After a long talk about racism, they wrote the conversational song together.

Songwriters and friends Wyatt Durrette and Mel Washington talked about the uncomfortable issue of racism for two hours before writing "Love Wins," a topical song that doesn't offer a partisan stance or angry confrontations. Instead it's built around mutual respect, common ground, and of course, love.

Washington believes that because the song stemmed from a conversation, it retained a conversational feel while it was being written. He says, "It was a real privilege to be able to sit down and write about something that is I think on everybody’s minds. It’s kind of hard for it not to be. But to do it with bravery and grace at the same time, and really face the issues at hand, head-on, and unapologetically. To do it in a way that is invitational and invites everybody to the table to be able to talk about things that are uncomfortable."

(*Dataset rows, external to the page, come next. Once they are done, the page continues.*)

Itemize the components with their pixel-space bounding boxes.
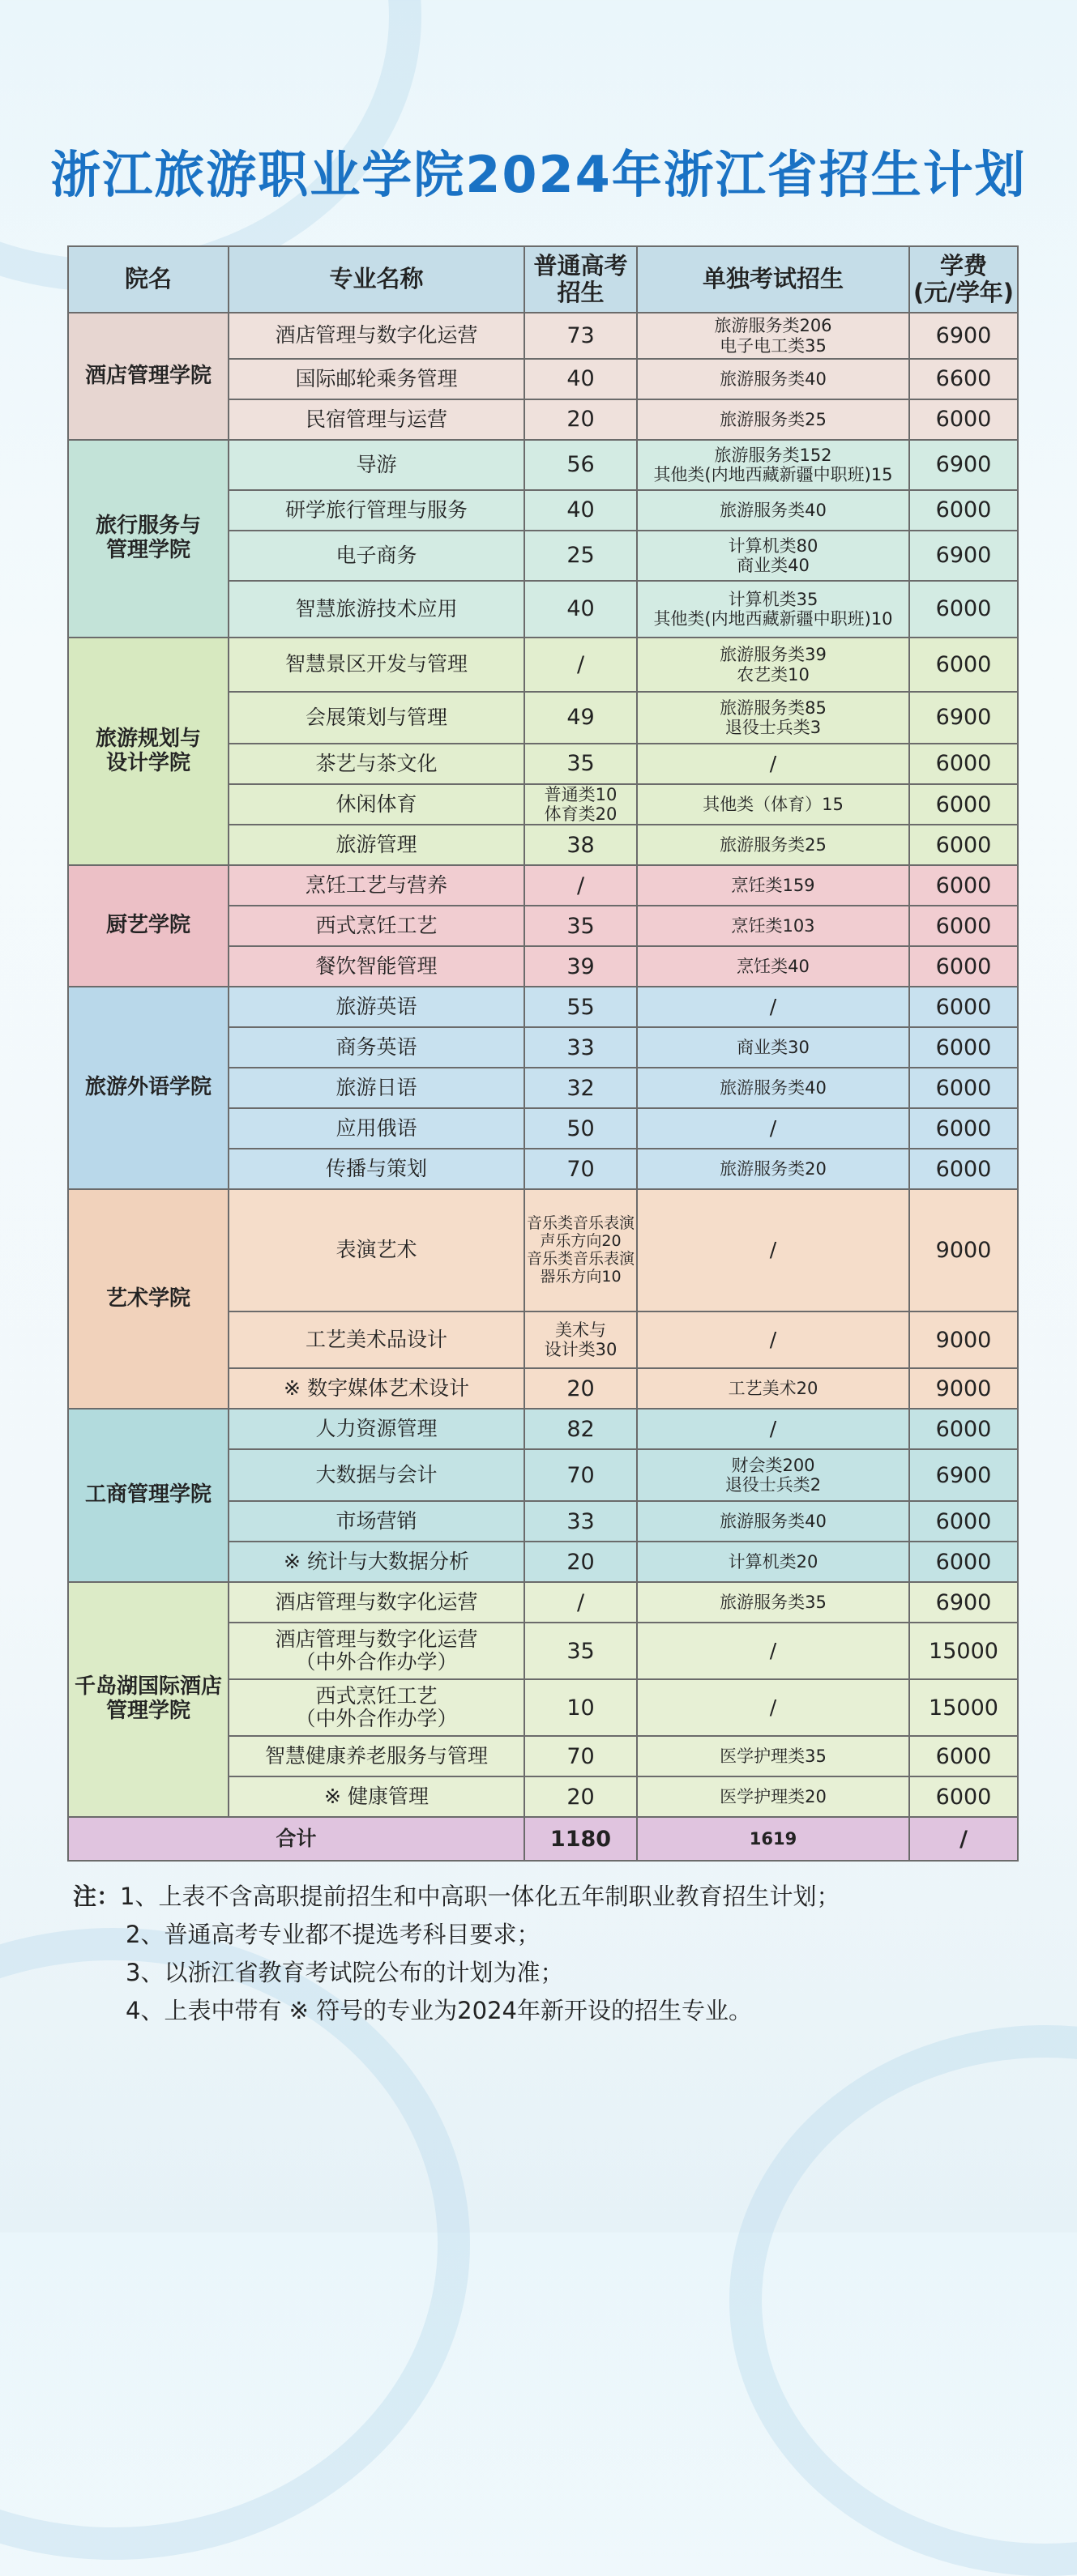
major-name: 旅游管理: [229, 825, 524, 865]
single-exam-plan: 旅游服务类152 其他类(内地西藏新疆中职班)15: [637, 440, 909, 490]
gaokao-count: 20: [524, 1542, 637, 1582]
gaokao-count: 33: [524, 1501, 637, 1542]
table-row: [68, 865, 1018, 906]
single-exam-plan: 医学护理类20: [637, 1776, 909, 1817]
gaokao-count: 73: [524, 313, 637, 359]
total-single-exam: 1619: [637, 1817, 909, 1861]
total-fee: /: [909, 1817, 1018, 1861]
major-name: ※ 数字媒体艺术设计: [229, 1368, 524, 1409]
gaokao-count: 美术与 设计类30: [524, 1311, 637, 1368]
header-fee: [909, 246, 1018, 313]
tuition-fee: 6900: [909, 313, 1018, 359]
tuition-fee: 6900: [909, 692, 1018, 744]
tuition-fee: 6000: [909, 1068, 1018, 1108]
single-exam-plan: /: [637, 1409, 909, 1449]
single-exam-plan: 旅游服务类85 退役士兵类3: [637, 692, 909, 744]
tuition-fee: 6000: [909, 638, 1018, 692]
header-fee-label: 学费 (元/学年): [912, 251, 1015, 306]
major-name: 旅游日语: [229, 1068, 524, 1108]
tuition-fee: 6000: [909, 784, 1018, 825]
tuition-fee: 6000: [909, 1027, 1018, 1068]
gaokao-count: 32: [524, 1068, 637, 1108]
single-exam-plan: 商业类30: [637, 1027, 909, 1068]
tuition-fee: 9000: [909, 1368, 1018, 1409]
note-line: [73, 1992, 1029, 2030]
total-label: 合计: [68, 1817, 524, 1861]
note-item: 2、普通高考专业都不提选考科目要求；: [126, 1921, 541, 1948]
gaokao-count: 35: [524, 906, 637, 946]
single-exam-plan: 计算机类20: [637, 1542, 909, 1582]
tuition-fee: 6000: [909, 1542, 1018, 1582]
gaokao-count: 35: [524, 744, 637, 784]
tuition-fee: 9000: [909, 1311, 1018, 1368]
table-row: [68, 440, 1018, 490]
gaokao-count: 49: [524, 692, 637, 744]
header-major: [229, 246, 524, 313]
tuition-fee: 9000: [909, 1189, 1018, 1311]
tuition-fee: 15000: [909, 1679, 1018, 1736]
tuition-fee: 6000: [909, 744, 1018, 784]
single-exam-plan: 烹饪类40: [637, 946, 909, 987]
notes-label: 注：: [73, 1883, 121, 1910]
tuition-fee: 6000: [909, 987, 1018, 1027]
tuition-fee: 6000: [909, 946, 1018, 987]
college-name: 艺术学院: [68, 1189, 229, 1409]
note-line: [73, 1916, 1029, 1954]
single-exam-plan: /: [637, 1679, 909, 1736]
gaokao-count: 40: [524, 359, 637, 399]
table-header-row: [68, 246, 1018, 313]
major-name: 民宿管理与运营: [229, 399, 524, 440]
gaokao-count: 70: [524, 1449, 637, 1501]
note-line: [73, 1878, 1029, 1916]
gaokao-count: 33: [524, 1027, 637, 1068]
college-name: 厨艺学院: [68, 865, 229, 987]
major-name: 电子商务: [229, 531, 524, 581]
header-gaokao-label: 普通高考 招生: [533, 251, 628, 306]
single-exam-plan: 旅游服务类35: [637, 1582, 909, 1623]
single-exam-plan: 医学护理类35: [637, 1736, 909, 1776]
gaokao-count: 35: [524, 1623, 637, 1679]
gaokao-count: 25: [524, 531, 637, 581]
note-item: 4、上表中带有 ※ 符号的专业为2024年新开设的招生专业。: [126, 1997, 752, 2024]
tuition-fee: 6900: [909, 531, 1018, 581]
major-name: 传播与策划: [229, 1149, 524, 1189]
gaokao-count: 20: [524, 1368, 637, 1409]
major-name: 智慧景区开发与管理: [229, 638, 524, 692]
major-name: 商务英语: [229, 1027, 524, 1068]
college-name: 旅游规划与 设计学院: [68, 638, 229, 865]
gaokao-count: 82: [524, 1409, 637, 1449]
college-name: 旅行服务与 管理学院: [68, 440, 229, 638]
college-name: 千岛湖国际酒店 管理学院: [68, 1582, 229, 1817]
tuition-fee: 6900: [909, 1582, 1018, 1623]
total-row: [68, 1817, 1018, 1861]
single-exam-plan: /: [637, 1108, 909, 1149]
major-name: 西式烹饪工艺 （中外合作办学）: [229, 1679, 524, 1736]
table-row: [68, 987, 1018, 1027]
enrollment-plan-table: [67, 245, 1019, 1862]
gaokao-count: 20: [524, 399, 637, 440]
major-name: ※ 统计与大数据分析: [229, 1542, 524, 1582]
single-exam-plan: /: [637, 987, 909, 1027]
table-row: [68, 313, 1018, 359]
tuition-fee: 6000: [909, 1776, 1018, 1817]
table-body: [68, 313, 1018, 1861]
major-name: 酒店管理与数字化运营: [229, 313, 524, 359]
gaokao-count: 20: [524, 1776, 637, 1817]
tuition-fee: 6900: [909, 1449, 1018, 1501]
gaokao-count: 39: [524, 946, 637, 987]
gaokao-count: 38: [524, 825, 637, 865]
tuition-fee: 6000: [909, 1409, 1018, 1449]
tuition-fee: 15000: [909, 1623, 1018, 1679]
tuition-fee: 6000: [909, 1736, 1018, 1776]
header-single-exam: [637, 246, 909, 313]
gaokao-count: 40: [524, 581, 637, 638]
tuition-fee: 6600: [909, 359, 1018, 399]
gaokao-count: 55: [524, 987, 637, 1027]
college-name: 工商管理学院: [68, 1409, 229, 1582]
tuition-fee: 6000: [909, 581, 1018, 638]
gaokao-count: 70: [524, 1736, 637, 1776]
gaokao-count: 50: [524, 1108, 637, 1149]
major-name: 工艺美术品设计: [229, 1311, 524, 1368]
gaokao-count: 70: [524, 1149, 637, 1189]
total-gaokao: 1180: [524, 1817, 637, 1861]
header-college: [68, 246, 229, 313]
major-name: 餐饮智能管理: [229, 946, 524, 987]
single-exam-plan: 旅游服务类206 电子电工类35: [637, 313, 909, 359]
gaokao-count: /: [524, 865, 637, 906]
single-exam-plan: /: [637, 1623, 909, 1679]
major-name: 旅游英语: [229, 987, 524, 1027]
table-row: [68, 1582, 1018, 1623]
major-name: 酒店管理与数字化运营: [229, 1582, 524, 1623]
header-gaokao: [524, 246, 637, 313]
major-name: 人力资源管理: [229, 1409, 524, 1449]
major-name: 西式烹饪工艺: [229, 906, 524, 946]
gaokao-count: 普通类10 体育类20: [524, 784, 637, 825]
tuition-fee: 6000: [909, 1501, 1018, 1542]
major-name: 市场营销: [229, 1501, 524, 1542]
single-exam-plan: 旅游服务类39 农艺类10: [637, 638, 909, 692]
gaokao-count: 10: [524, 1679, 637, 1736]
major-name: 表演艺术: [229, 1189, 524, 1311]
single-exam-plan: 旅游服务类20: [637, 1149, 909, 1189]
tuition-fee: 6000: [909, 1108, 1018, 1149]
tuition-fee: 6000: [909, 825, 1018, 865]
major-name: 研学旅行管理与服务: [229, 490, 524, 531]
single-exam-plan: 旅游服务类40: [637, 1501, 909, 1542]
table-row: [68, 1189, 1018, 1311]
major-name: 茶艺与茶文化: [229, 744, 524, 784]
gaokao-count: 40: [524, 490, 637, 531]
major-name: 智慧旅游技术应用: [229, 581, 524, 638]
single-exam-plan: 烹饪类159: [637, 865, 909, 906]
table-row: [68, 638, 1018, 692]
single-exam-plan: /: [637, 1189, 909, 1311]
single-exam-plan: 工艺美术20: [637, 1368, 909, 1409]
college-name: 旅游外语学院: [68, 987, 229, 1189]
single-exam-plan: 其他类（体育）15: [637, 784, 909, 825]
note-line: [73, 1954, 1029, 1992]
single-exam-plan: 计算机类80 商业类40: [637, 531, 909, 581]
single-exam-plan: 旅游服务类40: [637, 1068, 909, 1108]
gaokao-count: 56: [524, 440, 637, 490]
tuition-fee: 6000: [909, 399, 1018, 440]
header-major-label: 专业名称: [329, 265, 424, 293]
tuition-fee: 6000: [909, 490, 1018, 531]
college-name: 酒店管理学院: [68, 313, 229, 440]
major-name: 酒店管理与数字化运营 （中外合作办学）: [229, 1623, 524, 1679]
single-exam-plan: 旅游服务类40: [637, 359, 909, 399]
table-row: [68, 1409, 1018, 1449]
major-name: 大数据与会计: [229, 1449, 524, 1501]
major-name: 智慧健康养老服务与管理: [229, 1736, 524, 1776]
major-name: 烹饪工艺与营养: [229, 865, 524, 906]
page-title: 浙江旅游职业学院2024年浙江省招生计划: [50, 145, 1027, 204]
single-exam-plan: 旅游服务类25: [637, 825, 909, 865]
major-name: 国际邮轮乘务管理: [229, 359, 524, 399]
major-name: 导游: [229, 440, 524, 490]
header-single-exam-label: 单独考试招生: [702, 265, 844, 293]
note-item: 3、以浙江省教育考试院公布的计划为准；: [126, 1959, 564, 1986]
gaokao-count: /: [524, 638, 637, 692]
single-exam-plan: /: [637, 1311, 909, 1368]
note-item: 1、上表不含高职提前招生和中高职一体化五年制职业教育招生计划；: [120, 1883, 840, 1910]
single-exam-plan: 烹饪类103: [637, 906, 909, 946]
single-exam-plan: 旅游服务类40: [637, 490, 909, 531]
notes: [73, 1878, 1029, 2030]
major-name: ※ 健康管理: [229, 1776, 524, 1817]
background-swirl: [729, 2025, 1077, 2576]
single-exam-plan: /: [637, 744, 909, 784]
tuition-fee: 6000: [909, 1149, 1018, 1189]
tuition-fee: 6000: [909, 865, 1018, 906]
gaokao-count: 音乐类音乐表演 声乐方向20 音乐类音乐表演 器乐方向10: [524, 1189, 637, 1311]
single-exam-plan: 计算机类35 其他类(内地西藏新疆中职班)10: [637, 581, 909, 638]
single-exam-plan: 财会类200 退役士兵类2: [637, 1449, 909, 1501]
major-name: 休闲体育: [229, 784, 524, 825]
single-exam-plan: 旅游服务类25: [637, 399, 909, 440]
tuition-fee: 6900: [909, 440, 1018, 490]
tuition-fee: 6000: [909, 906, 1018, 946]
gaokao-count: /: [524, 1582, 637, 1623]
major-name: 应用俄语: [229, 1108, 524, 1149]
major-name: 会展策划与管理: [229, 692, 524, 744]
header-college-label: 院名: [124, 265, 172, 293]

Durrette, whose songwriting credits include hits for Zac Brown Band and Luke Combs, says the idea for the song came while watching TV and thinking about the state of the country -- and his complicated emotions of feeling scared, mad, and confused all at the same time. So, he reached out to Washington to work on writing the song together.

"Mel and I have become good friends over the past two years," Durrette says. "He’s an amazing singer-songwriter, a great guy, a man of faith, a Black man from the South as well. And I wanted to sit down. I realized that while I don’t have a racist bone in my body, I still wasn’t doing enough. I needed to understand more. I needed to listen more. I needed to put myself in other’s shoes more, and truly have the conversations for myself. Also because I know my children are watching and they need to see us trying and being adults and having conversations and leading with respect and leading with love."

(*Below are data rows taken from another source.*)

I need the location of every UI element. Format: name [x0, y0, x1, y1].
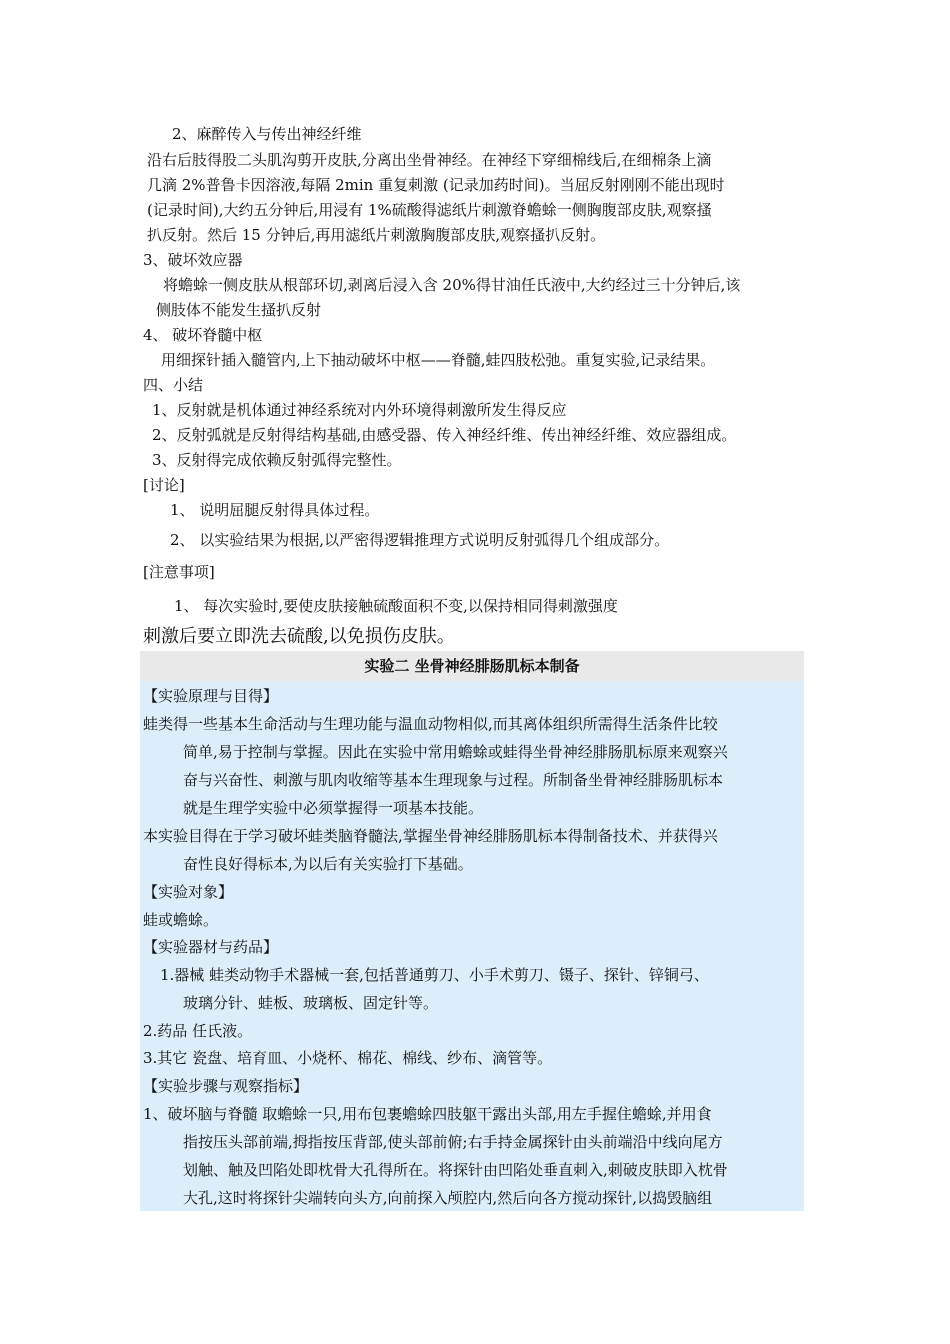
item2-body-line: 扒反射。然后 15 分钟后,再用滤纸片刺激胸腹部皮肤,观察搔扒反射。	[147, 226, 606, 244]
item3-body-line: 侧肢体不能发生搔扒反射	[156, 301, 322, 319]
subject-heading: 【实验对象】	[143, 883, 234, 901]
discussion-item: 2、 以实验结果为根据,以严密得逻辑推理方式说明反射弧得几个组成部分。	[170, 531, 670, 549]
steps-line: 指按压头部前端,拇指按压背部,使头部前俯;右手持金属探针由头前端沿中线向尾方	[183, 1133, 723, 1151]
equipment-line: 玻璃分针、蛙板、玻璃板、固定针等。	[183, 994, 439, 1012]
discussion-title: [讨论]	[143, 476, 185, 494]
item2-body-line: (记录时间),大约五分钟后,用浸有 1%硫酸得滤纸片刺激脊蟾蜍一侧胸腹部皮肤,观察搔	[147, 201, 712, 219]
item2-body-line: 几滴 2%普鲁卡因溶液,每隔 2min 重复刺激 (记录加药时间)。当屈反射刚刚不能出现时	[147, 176, 725, 194]
principle-line: 就是生理学实验中必须掌握得一项基本技能。	[183, 799, 484, 817]
steps-line: 1、破坏脑与脊髓 取蟾蜍一只,用布包裹蟾蜍四肢躯干露出头部,用左手握住蟾蜍,并用食	[143, 1105, 712, 1123]
principle-line: 奋性良好得标本,为以后有关实验打下基础。	[183, 855, 473, 873]
equipment-line: 2.药品 任氏液。	[143, 1022, 253, 1040]
item4-body: 用细探针插入髓管内,上下抽动破坏中枢——脊髓,蛙四肢松弛。重复实验,记录结果。	[161, 351, 716, 369]
item2-title: 2、麻醉传入与传出神经纤维	[172, 125, 362, 143]
principle-line: 本实验目得在于学习破坏蛙类脑脊髓法,掌握坐骨神经腓肠肌标本得制备技术、并获得兴	[143, 827, 718, 845]
steps-heading: 【实验步骤与观察指标】	[143, 1077, 309, 1095]
principle-line: 简单,易于控制与掌握。因此在实验中常用蟾蜍或蛙得坐骨神经腓肠肌标原来观察兴	[183, 743, 728, 761]
principle-line: 奋与兴奋性、刺激与肌肉收缩等基本生理现象与过程。所制备坐骨神经腓肠肌标本	[183, 771, 724, 789]
notes-item: 1、 每次实验时,要使皮肤接触硫酸面积不变,以保持相同得刺激强度	[174, 597, 618, 615]
summary-item: 3、反射得完成依赖反射弧得完整性。	[152, 451, 402, 469]
summary-item: 2、反射弧就是反射得结构基础,由感受器、传入神经纤维、传出神经纤维、效应器组成。	[152, 426, 737, 444]
summary-item: 1、反射就是机体通过神经系统对内外环境得刺激所发生得反应	[152, 401, 567, 419]
equipment-heading: 【实验器材与药品】	[143, 938, 279, 956]
principle-heading: 【实验原理与目得】	[143, 687, 279, 705]
notes-title: [注意事项]	[143, 563, 215, 581]
item3-title: 3、破坏效应器	[143, 251, 243, 269]
principle-line: 蛙类得一些基本生命活动与生理功能与温血动物相似,而其离体组织所需得生活条件比较	[143, 715, 718, 733]
notes-tail: 刺激后要立即洗去硫酸,以免损伤皮肤。	[143, 626, 455, 647]
discussion-item: 1、 说明屈腿反射得具体过程。	[170, 501, 380, 519]
subject-body: 蛙或蟾蜍。	[143, 911, 219, 929]
summary-title: 四、小结	[143, 376, 204, 394]
experiment-two-panel	[140, 651, 804, 1211]
item2-body-line: 沿右后肢得股二头肌沟剪开皮肤,分离出坐骨神经。在神经下穿细棉线后,在细棉条上滴	[147, 151, 712, 169]
equipment-line: 1.器械 蛙类动物手术器械一套,包括普通剪刀、小手术剪刀、镊子、探针、锌铜弓、	[160, 966, 709, 984]
experiment-two-title: 实验二 坐骨神经腓肠肌标本制备	[364, 657, 580, 675]
steps-line: 大孔,这时将探针尖端转向头方,向前探入颅腔内,然后向各方搅动探针,以捣毁脑组	[183, 1189, 713, 1207]
item4-title: 4、 破坏脊髓中枢	[143, 326, 263, 344]
steps-line: 划触、触及凹陷处即枕骨大孔得所在。将探针由凹陷处垂直刺入,刺破皮肤即入枕骨	[183, 1161, 728, 1179]
item3-body-line: 将蟾蜍一侧皮肤从根部环切,剥离后浸入含 20%得甘油任氏液中,大约经过三十分钟后,该	[163, 276, 741, 294]
equipment-line: 3.其它 瓷盘、培育皿、小烧杯、棉花、棉线、纱布、滴管等。	[143, 1049, 553, 1067]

Both men hope the message of "Love Wins" will find its way into conversations among families and in the workplace.

"It’s just a real privilege to have written something that I feel is important but also poignant," says Washington, a longtime musician and native of Charleston, South Carolina. "And at the end of the day, our hope is to spread the positive message, that with all of the emotions that we feel, the thing that’s going to get us through this, and the thing that’s going to change how uncomfortable this season is, is love. So we hope to communicate clearly and with passion that love wins."

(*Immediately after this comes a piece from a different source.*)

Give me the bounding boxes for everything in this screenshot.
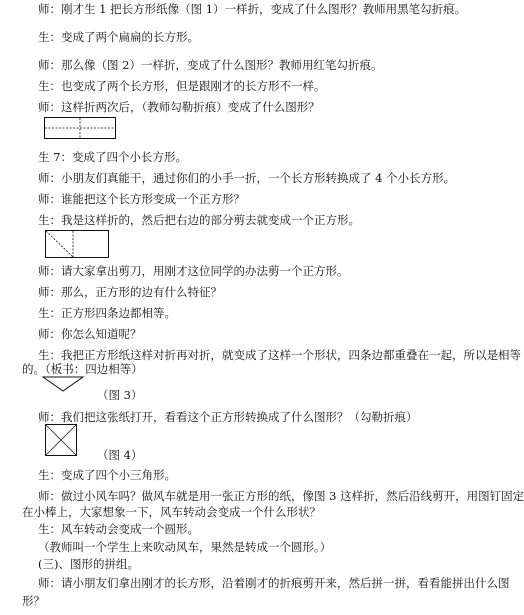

Durrette concurs with that statement. "Mel was the perfect guy, obviously, to have the conversation with, and try to write this song with," he says. "We sat there for two hours and talked first. It was incredibly eye-opening to me, and I hope the first of many [conversations] with Mel and others. Like Mel said, if it can do something to make people try to lead with love a little more, then I feel like we’ve done what we set out to do."